É um tanto decepcionante perceber o pouco que sei sobre o coração, esse sol do meu pequeno sistema, cujo conhecimento só posso abordar por meio de analogia neste estágio. O sol é um doador de vida e um depósito de energias elétricas vitais. É o grande coração pulsante e a pulsação de nosso sistema: ele vitaliza e informa infinitas hostes de seres sob seu domínio. Assim como o coração distribui vida e alegria em meu pequeno sistema e regula a circulação do sangue e quem sabe de outros fluidos e gases ainda insuspeitados, deve haver uma circulação correspondente de correntes vitais em todo o sistema solar, do qual o Sol é o coração. Essas são as "circulações do cosmos" mencionadas em A Doutrina Secreta. Essa vida vibrante de doze facetas também está dentro de nós.

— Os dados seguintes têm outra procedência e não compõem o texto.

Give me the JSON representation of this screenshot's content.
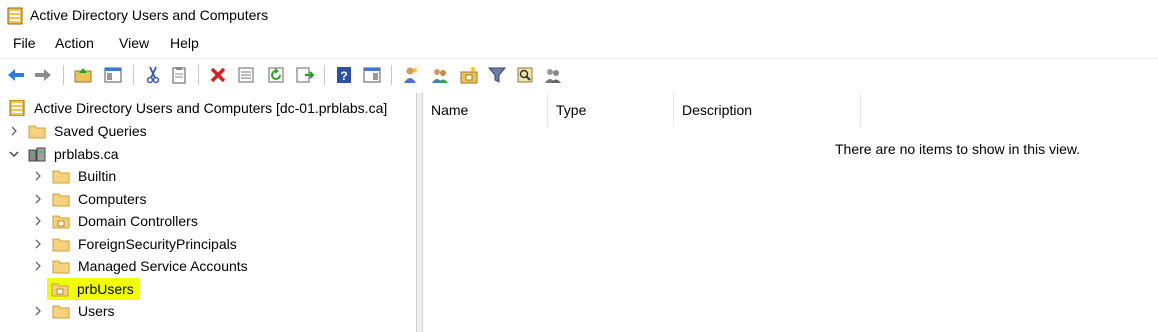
{
  "window": {
    "title": "Active Directory Users and Computers"
  },
  "menu": {
    "items": [
      "File",
      "Action",
      "View",
      "Help"
    ]
  },
  "toolbar": {
    "buttons": [
      "back-arrow-icon",
      "forward-arrow-icon",
      "up-folder-icon",
      "show-hide-tree-icon",
      "cut-icon",
      "copy-icon",
      "delete-icon",
      "properties-icon",
      "refresh-icon",
      "export-list-icon",
      "help-icon",
      "action-pane-icon",
      "new-user-icon",
      "new-group-icon",
      "new-ou-icon",
      "filter-icon",
      "find-icon",
      "add-to-group-icon"
    ]
  },
  "tree": {
    "root": "Active Directory Users and Computers [dc-01.prblabs.ca]",
    "saved_queries": "Saved Queries",
    "domain": "prblabs.ca",
    "children": [
      "Builtin",
      "Computers",
      "Domain Controllers",
      "ForeignSecurityPrincipals",
      "Managed Service Accounts",
      "prbUsers",
      "Users"
    ],
    "highlight_color": "#f2ff00"
  },
  "list": {
    "columns": [
      "Name",
      "Type",
      "Description"
    ],
    "empty_message": "There are no items to show in this view."
  }
}
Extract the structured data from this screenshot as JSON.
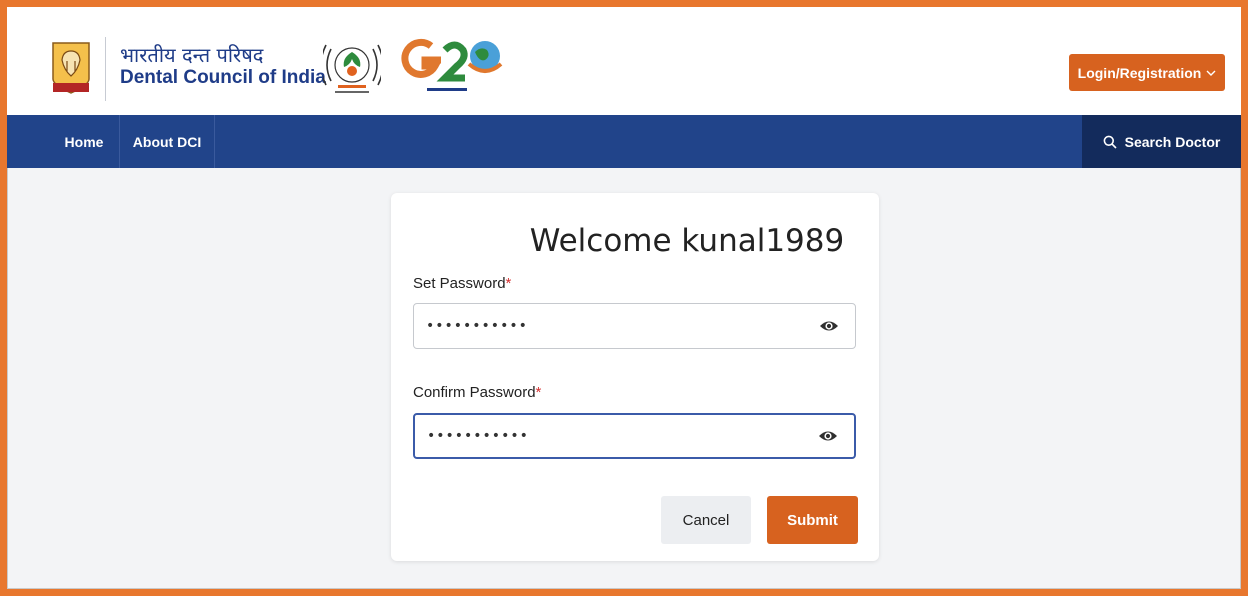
{
  "header": {
    "brand_hindi": "भारतीय दन्त परिषद",
    "brand_english": "Dental Council of India",
    "login_label": "Login/Registration"
  },
  "nav": {
    "items": [
      {
        "label": "Home"
      },
      {
        "label": "About DCI"
      }
    ],
    "search_label": "Search Doctor"
  },
  "form": {
    "title": "Welcome kunal1989",
    "set_password": {
      "label": "Set Password",
      "required_mark": "*",
      "value": "•••••••••••",
      "icon": "eye-icon"
    },
    "confirm_password": {
      "label": "Confirm Password",
      "required_mark": "*",
      "value": "•••••••••••",
      "icon": "eye-icon"
    },
    "cancel_label": "Cancel",
    "submit_label": "Submit"
  },
  "colors": {
    "frame_border": "#e8772e",
    "accent": "#d7621f",
    "navbar": "#21448a",
    "search_bg": "#132b5c",
    "focus_border": "#3b5ba9"
  }
}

Quando falamos em "elevar" as energias, estamos querendo dizer que as mesmas energias básicas do Kundalini são reorientadas e, portanto, redirecionadas para uma utilidade mais elevada. A ponte entre o plexo solar e o coração não é uma ponte comum: ela é o portal das esferas pessoais para as impessoais; portanto, está intimamente relacionada à polarização e à identificação. O caldeirão ardente do plexo solar é transmutado no fogo frio do coração. Isso envolve uma "transformação de uma espécie ou tipo em outra" (Yoga Sutras IV, 2). Essa não é uma transformação comum, como a da água em gelo. Ela envolve uma mudança de substância, como se fosse do hidrogênio para o hélio, ou mesmo a transformação alquímica da matéria bruta em ouro. Se a potencialidade não existir dentro do material, será necessário um influxo de novas possibilidades: na música, uma modulação de menor para maior, ou uma passagem de modos cromáticos para diatônicos. Sem amor, essa mudança não é possível. A passagem do plexo solar para o coração é uma transmutação interna necessária na qual até mesmo o Logos Planetário está trabalhando.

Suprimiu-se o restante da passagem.